Sivia memicingkan matanya, menatap Iyel lekat-lekat, “Maksud lo?”
“Hmm...maksud gue Shilla kayaknya suka deh sama Alvin.”
Kali ini Sivia membulatkan matanya, Shilla suka sama Alvin?? Yang dia tau, Shilla sama Alvin emang udah sahabatan sejak kecil. Tapi cuma sebatas itu, apa mungkin Iyel bener? Dan Alvin sama Shilla kan udah lama bareng, apa mungkin rasa yang ada di antara mereka cuma sesederhana itu?

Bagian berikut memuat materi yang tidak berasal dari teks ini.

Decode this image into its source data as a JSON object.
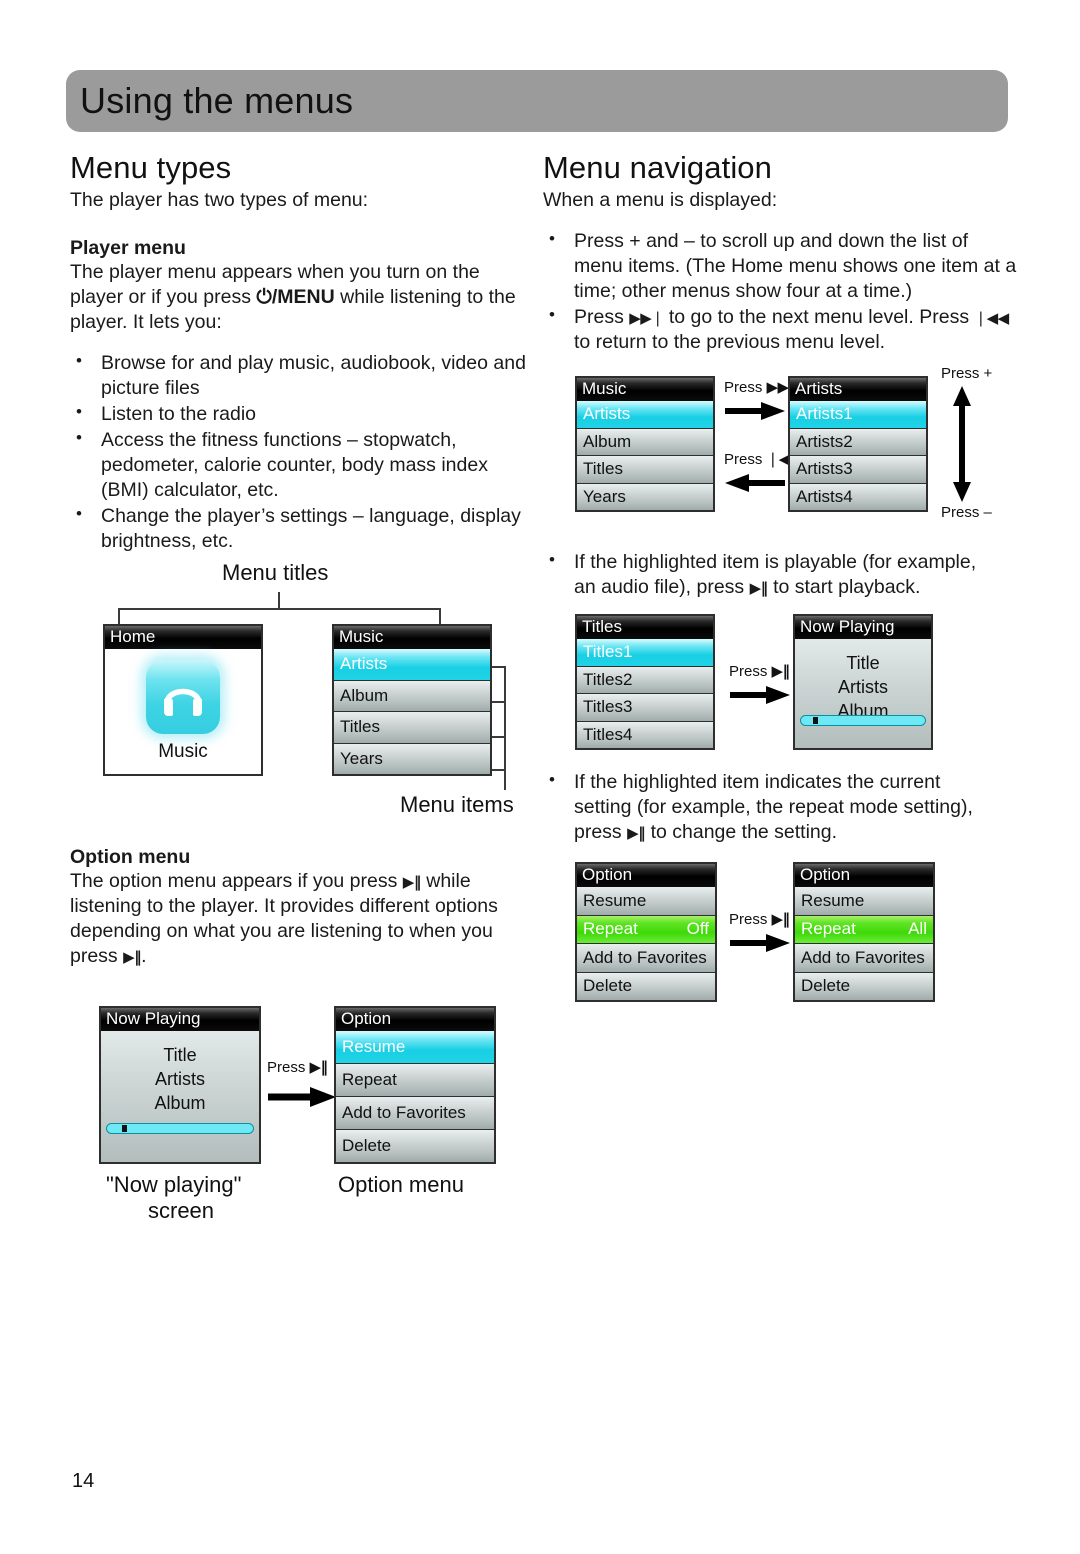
{
  "header": {
    "title": "Using the menus"
  },
  "page": {
    "number": "14"
  },
  "left": {
    "section_title": "Menu types",
    "lead": "The player has two types of menu:",
    "player_menu": {
      "heading": "Player menu",
      "para_1": "The player menu appears when you turn on the",
      "para_2_pre": "player or if you press ",
      "para_2_key": "/MENU",
      "para_2_post": " while listening to the",
      "para_3": "player. It lets you:",
      "bullets": [
        "Browse for and play music, audiobook, video and picture files",
        "Listen to the radio",
        "Access the fitness functions – stopwatch, pedometer, calorie counter, body mass index (BMI) calculator, etc.",
        "Change the player’s settings – language, display brightness, etc."
      ]
    },
    "diagram_titles": {
      "caption_top": "Menu titles",
      "caption_bottom": "Menu items",
      "home_screen": {
        "title": "Home",
        "icon": "headphones-icon",
        "label": "Music"
      },
      "music_screen": {
        "title": "Music",
        "items": [
          "Artists",
          "Album",
          "Titles",
          "Years"
        ],
        "highlighted_index": 0
      }
    },
    "option_menu": {
      "heading": "Option menu",
      "para_1_pre": "The option menu appears if you press ",
      "para_1_key": "▶‖",
      "para_1_post": " while",
      "para_2": "listening to the player. It provides different options",
      "para_3": "depending on what you are listening to when you",
      "para_4_pre": "press ",
      "para_4_key": "▶‖",
      "para_4_post": "."
    },
    "diagram_option": {
      "now_playing": {
        "title": "Now Playing",
        "lines": [
          "Title",
          "Artists",
          "Album"
        ],
        "progress_percent": 10
      },
      "press_label": "Press",
      "press_glyph": "▶‖",
      "option_screen": {
        "title": "Option",
        "items": [
          "Resume",
          "Repeat",
          "Add to Favorites",
          "Delete"
        ],
        "highlighted_index": 0
      },
      "caption_left_line1": "\"Now playing\"",
      "caption_left_line2": "screen",
      "caption_right": "Option menu"
    }
  },
  "right": {
    "section_title": "Menu navigation",
    "lead": "When a menu is displayed:",
    "bullets": [
      {
        "pre": "Press + and – to scroll up and down the list of menu items. (The Home menu shows one item at a time; other menus show four at a time.)"
      },
      {
        "pre": "Press ",
        "glyph1": "▶▶❘",
        "mid": " to go to the next menu level. Press ",
        "glyph2": "❘◀◀",
        "post": " to return to the previous menu level."
      }
    ],
    "nav_diagram_1": {
      "music_screen": {
        "title": "Music",
        "items": [
          "Artists",
          "Album",
          "Titles",
          "Years"
        ],
        "highlighted_index": 0
      },
      "artists_screen": {
        "title": "Artists",
        "items": [
          "Artists1",
          "Artists2",
          "Artists3",
          "Artists4"
        ],
        "highlighted_index": 0
      },
      "press_next_label": "Press",
      "press_next_glyph": "▶▶❘",
      "press_prev_label": "Press",
      "press_prev_glyph": "❘◀◀",
      "press_plus": "Press +",
      "press_minus": "Press –"
    },
    "playable_note_1": "If the highlighted item is playable (for example,",
    "playable_note_2_pre": "an audio file), press ",
    "playable_note_2_key": "▶‖",
    "playable_note_2_post": " to start playback.",
    "nav_diagram_2": {
      "titles_screen": {
        "title": "Titles",
        "items": [
          "Titles1",
          "Titles2",
          "Titles3",
          "Titles4"
        ],
        "highlighted_index": 0
      },
      "now_playing_screen": {
        "title": "Now Playing",
        "lines": [
          "Title",
          "Artists",
          "Album"
        ],
        "progress_percent": 10
      },
      "press_label": "Press",
      "press_glyph": "▶‖"
    },
    "setting_note_1": "If the highlighted item indicates the current",
    "setting_note_2": "setting (for example, the repeat mode setting),",
    "setting_note_3_pre": "press ",
    "setting_note_3_key": "▶‖",
    "setting_note_3_post": " to change the setting.",
    "nav_diagram_3": {
      "option_before": {
        "title": "Option",
        "items": [
          "Resume",
          "Repeat",
          "Add to Favorites",
          "Delete"
        ],
        "repeat_value": "Off",
        "highlighted_index": 1
      },
      "option_after": {
        "title": "Option",
        "items": [
          "Resume",
          "Repeat",
          "Add to Favorites",
          "Delete"
        ],
        "repeat_value": "All",
        "highlighted_index": 1
      },
      "press_label": "Press",
      "press_glyph": "▶‖"
    }
  },
  "colors": {
    "header_bg": "#9b9b9b",
    "highlight_cyan": "#18cfe4",
    "highlight_green": "#4fe81e",
    "screen_bg": "#c3cccb"
  }
}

“Via!” Iyel mengibaskan tangannya di depan Sivia, “Lo kenapa sih? Kok kaget gitu?”
“Hah? Gue kaget? Ng...nggak kok!” jawab Sivia gelagapan. Iyel terus berceloteh ria, sesekali ditanggapi anggukan atau sekedar senyuman manis oleh Sivia. Pikirannya masih terbayang oleh pernyataan Iyel tadi, tentang Shilla dan Alvin.
Di sekolah, Alvin masih tetap sulit untuk menemui Sivia. Karena dimana ada Sivia disitu ada Iyel. Sampai waktu istirahat tiba, Iyel kebetulan dipanggil kepsek jadi Sivia sendirian. Alvin mendekati Sivia.
“Via, kemarin kamu kemana?” tanya Alvin tanpa basa-basi.
“Kemarin aku...” Sivia bingung mau jawab apa atau dia jujur aja kalo kemarin dia jalan sama Iyel. Ah nggak! “Aku nemenin Mama belanja.”
“Oh...tapi kok susah dihubungin?”
“Ehm...hp aku ketinggalan.”
Alvin manggut-manggut, dia kayaknya nggak curiga karena Alvin selalu berpikiran positif tentang ceweknya ini.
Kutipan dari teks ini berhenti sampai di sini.